His eyes jerked up to hers, and she frowned, afraid he was going to say he didn’t trust her, either, after all she’d done for him and seen him through, and when he did, not only would she be pissed, but she knew it would hurt. It would sting in a way she hadn’t felt in a long time. She’d been so careful about not letting anyone in, and now that she had, he’d hurt her all over again.
“No, I trust you,” he said, his voice so quiet that he should have been talking to his knees and not to her. “You’re all I’ve got, and that scares me.”
She bit her lip. She knew that feeling all too well, and having Carson be a part of her life was only possible because she’d healed after years with Mac, because he was so damaged himself, and if he didn’t need her, she wouldn’t have started down this path with him. The way they’d bonded scared her. She didn’t want to be this close to anyone, either.
“I want to say you’ve got Mac, too, but you don’t, not in the same way.”
Carson nodded. He knew what she meant. “He’s nice enough, and he tolerates me, but I made everyone mad tonight, talking about giving you the car. I thought… I thought you’d want it, and after all that work, you’d deserve it.”
“I thought we agreed on some kind of shared custody,” she said, swallowing. She tried to force herself to be calm. “As long as you’re still going to be my friend when it’s over, it doesn’t matter which of us owns the car, does it? As long as you’re not abandoning me the minute the car is finished—”
“I couldn’t do that.”
“Could you do it if you had your memories back?”
He shook his head. “No. I’ll need you just as much then—how am I going to cope with them without you?”
She shrugged. “Not by going to a shrink and getting back on drugs. That might be something you do as a temporary fix, but it’s not like you have a disease that needs long term care. You just need to cope with the reality of what happened. You can’t, not until your memories are back, but when they are, when you’re free of all you’ve got locked away, you’ll be able to start dealing with it and start healing.”

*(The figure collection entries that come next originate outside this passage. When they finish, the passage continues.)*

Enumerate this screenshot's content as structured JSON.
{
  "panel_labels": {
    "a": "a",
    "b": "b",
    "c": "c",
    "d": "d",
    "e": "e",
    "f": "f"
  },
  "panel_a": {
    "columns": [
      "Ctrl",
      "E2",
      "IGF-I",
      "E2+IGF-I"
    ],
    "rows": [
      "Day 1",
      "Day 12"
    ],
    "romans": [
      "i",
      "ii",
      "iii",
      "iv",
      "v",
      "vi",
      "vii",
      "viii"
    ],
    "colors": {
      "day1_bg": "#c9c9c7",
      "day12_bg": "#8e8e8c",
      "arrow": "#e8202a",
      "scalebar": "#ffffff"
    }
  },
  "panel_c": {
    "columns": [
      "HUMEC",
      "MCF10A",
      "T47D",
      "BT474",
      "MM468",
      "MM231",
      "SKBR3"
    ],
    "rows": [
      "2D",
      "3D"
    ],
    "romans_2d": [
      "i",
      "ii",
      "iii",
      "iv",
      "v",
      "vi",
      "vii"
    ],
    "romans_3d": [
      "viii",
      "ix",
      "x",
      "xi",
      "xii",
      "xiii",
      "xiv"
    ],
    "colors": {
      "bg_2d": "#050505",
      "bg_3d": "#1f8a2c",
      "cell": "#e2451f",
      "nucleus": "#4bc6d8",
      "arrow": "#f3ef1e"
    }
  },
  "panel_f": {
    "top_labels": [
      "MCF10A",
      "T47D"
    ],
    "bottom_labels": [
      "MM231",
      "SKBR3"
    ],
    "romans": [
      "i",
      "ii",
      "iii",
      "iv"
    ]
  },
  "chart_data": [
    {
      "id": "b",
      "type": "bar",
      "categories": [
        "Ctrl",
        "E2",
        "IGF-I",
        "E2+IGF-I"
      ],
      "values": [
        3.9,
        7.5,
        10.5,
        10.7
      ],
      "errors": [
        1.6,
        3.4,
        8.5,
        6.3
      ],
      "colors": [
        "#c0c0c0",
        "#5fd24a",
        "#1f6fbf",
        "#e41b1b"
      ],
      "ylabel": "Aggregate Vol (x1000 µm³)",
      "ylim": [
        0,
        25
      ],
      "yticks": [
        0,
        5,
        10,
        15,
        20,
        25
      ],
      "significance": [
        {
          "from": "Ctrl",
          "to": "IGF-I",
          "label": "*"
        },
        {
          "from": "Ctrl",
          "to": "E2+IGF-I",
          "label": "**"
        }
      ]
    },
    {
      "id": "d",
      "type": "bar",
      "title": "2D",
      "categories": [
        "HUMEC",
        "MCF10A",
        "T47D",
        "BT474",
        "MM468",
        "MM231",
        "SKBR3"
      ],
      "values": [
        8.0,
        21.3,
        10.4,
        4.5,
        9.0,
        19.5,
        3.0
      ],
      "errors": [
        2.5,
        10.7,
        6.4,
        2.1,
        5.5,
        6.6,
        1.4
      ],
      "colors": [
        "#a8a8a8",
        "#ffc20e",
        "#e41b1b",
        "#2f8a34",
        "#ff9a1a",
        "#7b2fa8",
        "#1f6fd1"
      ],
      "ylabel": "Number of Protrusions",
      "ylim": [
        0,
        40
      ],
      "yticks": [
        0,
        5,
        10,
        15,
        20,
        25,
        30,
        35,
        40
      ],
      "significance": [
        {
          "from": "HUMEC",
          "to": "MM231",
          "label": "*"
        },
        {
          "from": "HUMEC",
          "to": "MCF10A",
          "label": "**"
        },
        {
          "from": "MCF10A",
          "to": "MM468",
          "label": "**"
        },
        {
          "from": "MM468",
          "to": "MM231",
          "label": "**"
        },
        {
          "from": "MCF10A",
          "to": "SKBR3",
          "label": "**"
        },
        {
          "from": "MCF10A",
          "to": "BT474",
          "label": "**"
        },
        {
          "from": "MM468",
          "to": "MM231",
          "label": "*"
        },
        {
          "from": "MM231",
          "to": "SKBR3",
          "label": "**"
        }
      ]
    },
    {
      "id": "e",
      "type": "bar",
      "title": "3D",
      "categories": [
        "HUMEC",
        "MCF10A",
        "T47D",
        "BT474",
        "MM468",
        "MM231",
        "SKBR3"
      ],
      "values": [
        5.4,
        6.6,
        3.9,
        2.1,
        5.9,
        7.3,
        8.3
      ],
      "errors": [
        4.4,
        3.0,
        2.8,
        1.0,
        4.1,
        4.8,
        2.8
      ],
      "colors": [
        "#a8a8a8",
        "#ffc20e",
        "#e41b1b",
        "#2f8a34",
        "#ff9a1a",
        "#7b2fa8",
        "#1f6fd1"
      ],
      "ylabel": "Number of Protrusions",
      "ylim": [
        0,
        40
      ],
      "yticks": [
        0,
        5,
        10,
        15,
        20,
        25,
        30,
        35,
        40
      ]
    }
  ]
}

“I wish I could heal you the way you’re healing me.”
She snorted. “I’m fine. You’re the mess. Oh, I have my moments, I guess, but on the whole, I’m fine. I’ve had a long time to process what happened with my uncle, and while I’ll never forgive my aunt for her poor choices, that time is behind me, too.”
“I don’t think it is,” he told her. “If it was, you’d let someone in besides Mac, someone who isn’t like me and isn’t a wreck. You don’t have anyone that didn’t come into your life because of Mac, and if you’re honest, you’d call them his friends, not yours.”
She closed her eyes, hating him for being right. “Carson…”
“It’s weird and awkward, but I want to hug you again.”
She almost smiled. “That’s funny. For some reason, I want to hug you, too, and I’m not much of a hugger. Why don’t you put your knees down and sit next to me instead? We can kind of… lean against each other, and that’s not so awkward.”
He did, scooting across the couch until he was next to her. “This is better.”
“I still want you to come with us. Will you?”
He let his head rest against hers. “A part of me is convinced I shouldn’t. Still… I seem to have no willpower when it comes to you, so yeah, I’m going with you.”